By April 1, 1977 the debt limit had increased 85.68% to $700,000,000,000. Up to 1972 the nation was still fighting in Vietnam.

 

1977-1980 – Carter Administration

By December 19, 1980 the debt limit had increased 24.35% to $935,100,000,000.

 

1981-1987 – Reagan Administration

By September 29, 1987 the debt limit had increased 184.26% to $2,800,000,000,000.

 

1989-1990 – Bush Administration

By November 5, 1990 the debt limit had increased 44.43% to $4,145,000,000,000. While the Persian Gulf War didn’t begin until 1991, military deployment and other preparations were ordered at the end of 1990.

 

1993-1997 – Clinton Administration

By August 5, 1997 the debt limit had increased 36.16% to $5,950,000,000,000.

 

2001-2008 – Bush Administration

Currently the debt limit is $11,300,000,000,000. During this administration, the debt limit has been increased seven (7) times, a total increase of 89.92%. The nation is still currently at war with Iraq and has a presence in Afghanistan.

 

2009-Present - Obama Administration

In February 2009 Congress raised the debt limit to $12,100,000,000,000 in order to pay for the $787 billion stimulus package.
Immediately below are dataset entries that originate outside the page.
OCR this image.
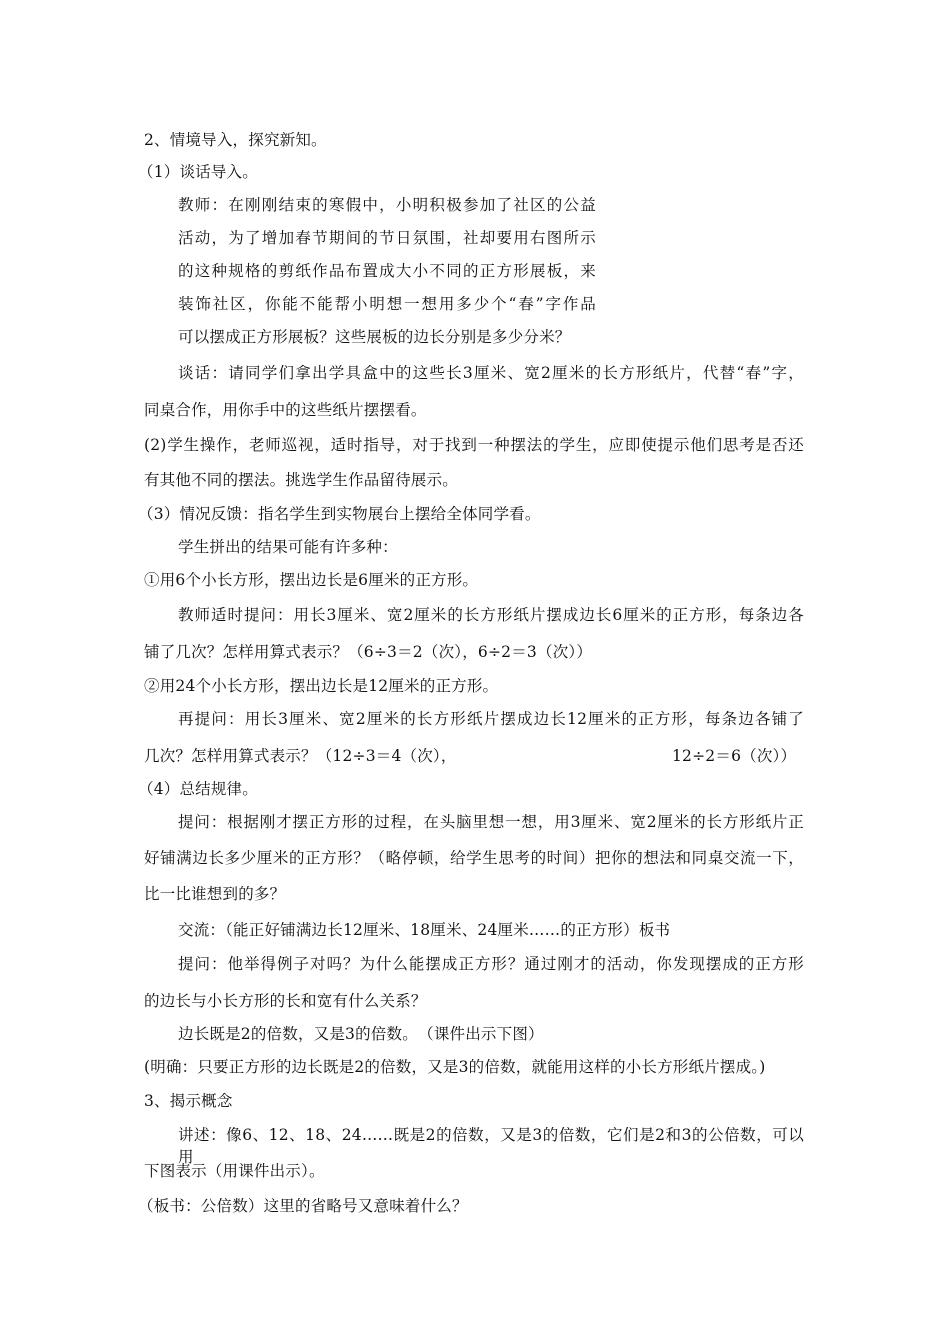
2、情境导入，探究新知。
（1）谈话导入。
教师：在刚刚结束的寒假中，小明积极参加了社区的公益
活动，为了增加春节期间的节日氛围，社却要用右图所示
的这种规格的剪纸作品布置成大小不同的正方形展板，来
装饰社区，你能不能帮小明想一想用多少个“春”字作品
可以摆成正方形展板？这些展板的边长分别是多少分米？
谈话：请同学们拿出学具盒中的这些长3厘米、宽2厘米的长方形纸片，代替“春”字，
同桌合作，用你手中的这些纸片摆摆看。
(2)学生操作，老师巡视，适时指导，对于找到一种摆法的学生，应即使提示他们思考是否还
有其他不同的摆法。挑选学生作品留待展示。
（3）情况反馈：指名学生到实物展台上摆给全体同学看。
学生拼出的结果可能有许多种：
①用6个小长方形，摆出边长是6厘米的正方形。
教师适时提问：用长3厘米、宽2厘米的长方形纸片摆成边长6厘米的正方形，每条边各
铺了几次？怎样用算式表示？（6÷3＝2（次），6÷2＝3（次））
②用24个小长方形，摆出边长是12厘米的正方形。
再提问：用长3厘米、宽2厘米的长方形纸片摆成边长12厘米的正方形，每条边各铺了
几次？怎样用算式表示？（12÷3＝4（次），	12÷2＝6（次））
（4）总结规律。
提问：根据刚才摆正方形的过程，在头脑里想一想，用3厘米、宽2厘米的长方形纸片正
好铺满边长多少厘米的正方形？（略停顿，给学生思考的时间）把你的想法和同桌交流一下，
比一比谁想到的多？
交流：（能正好铺满边长12厘米、18厘米、24厘米……的正方形）板书
提问：他举得例子对吗？为什么能摆成正方形？通过刚才的活动，你发现摆成的正方形
的边长与小长方形的长和宽有什么关系？
边长既是2的倍数，又是3的倍数。　（课件出示下图）
(明确：只要正方形的边长既是2的倍数，又是3的倍数，就能用这样的小长方形纸片摆成。)
3、揭示概念
讲述：像6、12、18、24……既是2的倍数，又是3的倍数，它们是2和3的公倍数，可以用
下图表示（用课件出示）。
（板书：公倍数）这里的省略号又意味着什么？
In January 2010 the debt limit was again raised to $14,294,000,000,000. In January 2012 it was again raised to $16,394,000,000,000.

 

_______________

1  Winters, Philip D.  (2001)  The Debt Limit.  Congressional Research Service Issue Brief for Congress.

 

2  See Table 7.3 of the Historical Tables of the President’s Budget for Fiscal Year 2007.

 

3  I attempted to identify the make-up of the Congress during each period of time but found that this was an impossible task.  Yes, you could get a count of seats in each house occupied by each party, but with groups such as “Dixiecrats” (conservative Democrats) and “Gypsy-moth Republicans,” (moderate-liberal Republicans) a “group” ideology is indeterminable.  It wasn’t until 1994 that strict party discipline became a major player in Congressional action.